Create Policies

This is a Step-by-Step Guide to Creating a Policy in Xray. To learn more about Policies, click here.

Navigate to Xray → Watches & Policies.
Click New Policy.
Enter a Policy Name (e.g., "Production Security Policy").
(Optional) Add a Description explaining the policy’s purpose.
Choose the Policy Type:
- Security Policy – Detects vulnerabilities in artifacts.
- License Compliance Policy – Enforces open-source license rules.
- Operational Risk Policy – Flags outdated, deprecated, or unmaintained dependencies.
Click Add Rule to create a new rule. Each policy consists of rules that define the conditions and enforcement actions.
Apply on Scope attaches the Policy to a Watch. Policies are enforced through Watches, which monitor repositories, builds, and release bundles.
Select an existing Watch.
Click Save & Apply.

If you selected Security Policy, configure one of the Rule Types

CVEs
1. Define the Rule Category:
  - By Minimal Severity:
    - Critical (Highest risk)
    - High
    - Medium
    - Low (Least severe)
    - All Severities
  - By the CVSS Score Range (0-10)
  - By specific CVE IDs
2. Enable Except if a Fix Version is not available to filter vulnerabilities without a fix version.
3. Enable Skip not applicable CVEs to filter vulnerabilities that do not impact your environment. (JFrog Advanced Security required)
SAST
1. Detects SAST issues in 1st party source code
Malicious Packages
1. Detects 3rd party packages that the JFrog Security Research team has identified as malicious.
Exposures
1. Select one or more exposure categories and set a Minimal Severity
Package Version
1. Select the package type
2. Type the package name
3. Select the package versions

Block downloads of artifacts with Critical CVEs.
Fail builds if vulnerabilities have a CVSS score of 9 or higher.
Send email notifications for newly discovered High and Critical vulnerabilities.
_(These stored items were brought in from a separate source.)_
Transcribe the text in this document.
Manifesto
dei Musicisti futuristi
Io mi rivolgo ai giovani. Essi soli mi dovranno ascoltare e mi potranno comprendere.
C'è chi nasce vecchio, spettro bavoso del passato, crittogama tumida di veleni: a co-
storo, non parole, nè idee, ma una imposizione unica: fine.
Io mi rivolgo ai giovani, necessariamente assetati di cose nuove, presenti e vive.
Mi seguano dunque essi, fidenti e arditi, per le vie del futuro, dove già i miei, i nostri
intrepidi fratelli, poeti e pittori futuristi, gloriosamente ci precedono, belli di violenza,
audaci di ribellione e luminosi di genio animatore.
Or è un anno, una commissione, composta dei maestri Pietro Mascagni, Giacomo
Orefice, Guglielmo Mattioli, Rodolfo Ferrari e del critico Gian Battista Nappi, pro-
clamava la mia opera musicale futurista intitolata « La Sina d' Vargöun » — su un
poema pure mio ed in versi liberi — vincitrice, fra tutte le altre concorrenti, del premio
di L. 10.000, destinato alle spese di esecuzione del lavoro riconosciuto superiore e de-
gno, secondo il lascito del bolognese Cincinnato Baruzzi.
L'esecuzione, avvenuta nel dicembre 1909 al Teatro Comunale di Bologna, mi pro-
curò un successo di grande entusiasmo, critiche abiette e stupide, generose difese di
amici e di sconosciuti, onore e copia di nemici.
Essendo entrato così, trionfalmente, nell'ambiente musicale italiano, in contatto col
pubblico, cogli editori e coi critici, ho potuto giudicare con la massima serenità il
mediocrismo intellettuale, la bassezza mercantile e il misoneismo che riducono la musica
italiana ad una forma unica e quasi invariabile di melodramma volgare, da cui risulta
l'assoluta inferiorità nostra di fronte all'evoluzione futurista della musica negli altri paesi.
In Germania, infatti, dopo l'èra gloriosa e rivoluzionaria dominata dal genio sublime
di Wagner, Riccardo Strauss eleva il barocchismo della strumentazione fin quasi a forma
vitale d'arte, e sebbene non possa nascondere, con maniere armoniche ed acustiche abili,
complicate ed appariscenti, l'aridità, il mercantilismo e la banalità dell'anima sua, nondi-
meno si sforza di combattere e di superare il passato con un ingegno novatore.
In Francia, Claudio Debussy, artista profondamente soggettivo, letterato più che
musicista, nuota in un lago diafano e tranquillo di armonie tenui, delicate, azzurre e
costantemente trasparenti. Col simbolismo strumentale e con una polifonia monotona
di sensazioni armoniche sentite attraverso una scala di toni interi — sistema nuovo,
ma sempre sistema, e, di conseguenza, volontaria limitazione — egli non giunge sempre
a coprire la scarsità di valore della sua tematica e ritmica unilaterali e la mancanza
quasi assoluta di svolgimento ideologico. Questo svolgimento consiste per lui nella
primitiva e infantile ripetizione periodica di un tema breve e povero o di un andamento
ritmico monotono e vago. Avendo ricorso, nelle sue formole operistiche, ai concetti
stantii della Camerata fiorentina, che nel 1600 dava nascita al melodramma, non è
If you selected License Compliance Policy, configure the License Rule Type:

If you selected Operational Risk Policy, configure the Rule Category:

Minimal Severity
1. High (Highest risk)
2. Medium
3. Low (Least severe)
Custom Condition
- End-of-Life Software – Flags packages that are no longer maintained.
- Deprecated Components – Detects libraries marked as obsolete.
- Unmaintained Open-Source Projects – Flags packages with no updates in over 12 months.
- High-Impact Updates – Identifies major version changes with breaking updates.

Violation will be generated by default for each policy violation

Trigger Webhook after the policy is violated
Create a Jira ticket for each policy violation
Notify the Watch recipient via email
Notify the Developer of the resource via email
Notify email for the configured email address list
Fail builds if vulnerabilities are detected. You can add a grace period before a build fails, giving teams time to address policy violations without immediate disruption.`
Block downloads of artifacts. You can add a grace period before an artifact is blocked from downloading, giving teams time to address policy violations without immediate disruption.
Block Release Bundle Promotion and distribution actions in the Release Lifecycle. You can add a grace period before blocking promotion of Release Bundle, giving teams time to address policy violations without immediate disruption.`

Use Separate Policies for Different Environments – Apply stricter policies in production than in development.
Customize Severity Thresholds – Focus on critical risks first to avoid false positives.
Enable Exposures and Contextual Analysis – Prioritize vulnerabilities that pose real-world threats.
Regularly Review and Update Policies – Keep policies aligned with new security threats and compliance requirements.